Sengketa hukum selama sepuluh tahun tanpa pemenang
Versi Lin Hsiu-hui hanyalah separuh dari kisah ini.
Pendiri Hanlin Tea Room di Tainan, Tu Tsung-ho, memiliki versi lain. Setelah membuka kedainya pada 1986, suatu hari ia melihat bola-bola tapioka yang putih dan bening di pasar. Terilhami oleh penampilannya, ia mencoba memadukannya dengan teh susu dan menamainya “mutiara” karena bentuknya menyerupai mutiara.
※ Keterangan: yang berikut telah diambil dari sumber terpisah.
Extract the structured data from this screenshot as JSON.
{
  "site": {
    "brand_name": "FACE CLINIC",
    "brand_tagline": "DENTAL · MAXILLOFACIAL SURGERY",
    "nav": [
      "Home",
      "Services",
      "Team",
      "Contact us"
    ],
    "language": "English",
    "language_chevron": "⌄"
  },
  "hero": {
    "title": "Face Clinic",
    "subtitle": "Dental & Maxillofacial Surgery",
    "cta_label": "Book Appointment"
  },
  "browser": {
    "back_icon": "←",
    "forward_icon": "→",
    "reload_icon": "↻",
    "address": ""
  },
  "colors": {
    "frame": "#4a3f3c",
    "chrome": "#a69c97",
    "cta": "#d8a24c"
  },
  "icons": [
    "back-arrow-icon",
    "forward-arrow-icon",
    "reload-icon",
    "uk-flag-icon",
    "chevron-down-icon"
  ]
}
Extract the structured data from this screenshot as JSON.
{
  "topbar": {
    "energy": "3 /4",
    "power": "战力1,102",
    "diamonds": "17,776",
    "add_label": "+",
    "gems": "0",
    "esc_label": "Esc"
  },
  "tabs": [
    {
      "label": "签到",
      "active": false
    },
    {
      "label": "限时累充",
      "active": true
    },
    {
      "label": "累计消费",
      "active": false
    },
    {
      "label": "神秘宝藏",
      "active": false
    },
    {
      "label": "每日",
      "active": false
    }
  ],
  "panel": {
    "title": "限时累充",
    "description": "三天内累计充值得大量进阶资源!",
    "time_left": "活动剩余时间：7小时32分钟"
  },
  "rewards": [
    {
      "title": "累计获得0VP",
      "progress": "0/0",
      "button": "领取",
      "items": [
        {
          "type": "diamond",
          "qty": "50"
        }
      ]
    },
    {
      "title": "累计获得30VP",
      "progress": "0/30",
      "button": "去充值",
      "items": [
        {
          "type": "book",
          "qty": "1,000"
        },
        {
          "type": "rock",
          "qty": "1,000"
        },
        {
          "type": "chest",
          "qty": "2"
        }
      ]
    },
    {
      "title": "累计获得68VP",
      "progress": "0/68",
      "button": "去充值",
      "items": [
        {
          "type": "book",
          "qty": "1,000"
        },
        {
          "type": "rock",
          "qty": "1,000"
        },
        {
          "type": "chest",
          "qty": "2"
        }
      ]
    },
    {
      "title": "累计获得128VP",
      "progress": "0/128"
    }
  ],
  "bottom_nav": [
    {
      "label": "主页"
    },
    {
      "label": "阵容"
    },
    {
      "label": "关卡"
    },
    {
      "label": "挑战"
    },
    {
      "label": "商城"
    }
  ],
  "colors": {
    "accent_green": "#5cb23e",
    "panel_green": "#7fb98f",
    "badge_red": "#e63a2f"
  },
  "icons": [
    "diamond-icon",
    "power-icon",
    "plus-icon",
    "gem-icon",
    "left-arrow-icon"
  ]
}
Kedua kisah tersebut sama-sama terjadi di Taiwan pada pertengahan hingga akhir 1980-an—satu di utara dan satu di selatan—dan keduanya mengaku sebagai yang pertama.
Versi Chun Shui Tang lebih terperinci: pendirinya, Liu Han-chieh, membuka toko minuman di Jalan Ssu-wei, Taichung, pada 1983. Pada 1987, Lin Hsiu-hui, yang ketika itu menjabat sebagai manajer, tanpa sengaja meracik teh susu mutiara dalam rapat karyawan. Minuman tersebut kemudian diuji jual dan diluncurkan secara resmi. Pihak Chun Shui Tang bahkan menyatakan bahwa pengelola Hanlin Tea Room pernah datang sendiri ke Chun Shui Tang untuk mengamati dan mempelajari usahanya.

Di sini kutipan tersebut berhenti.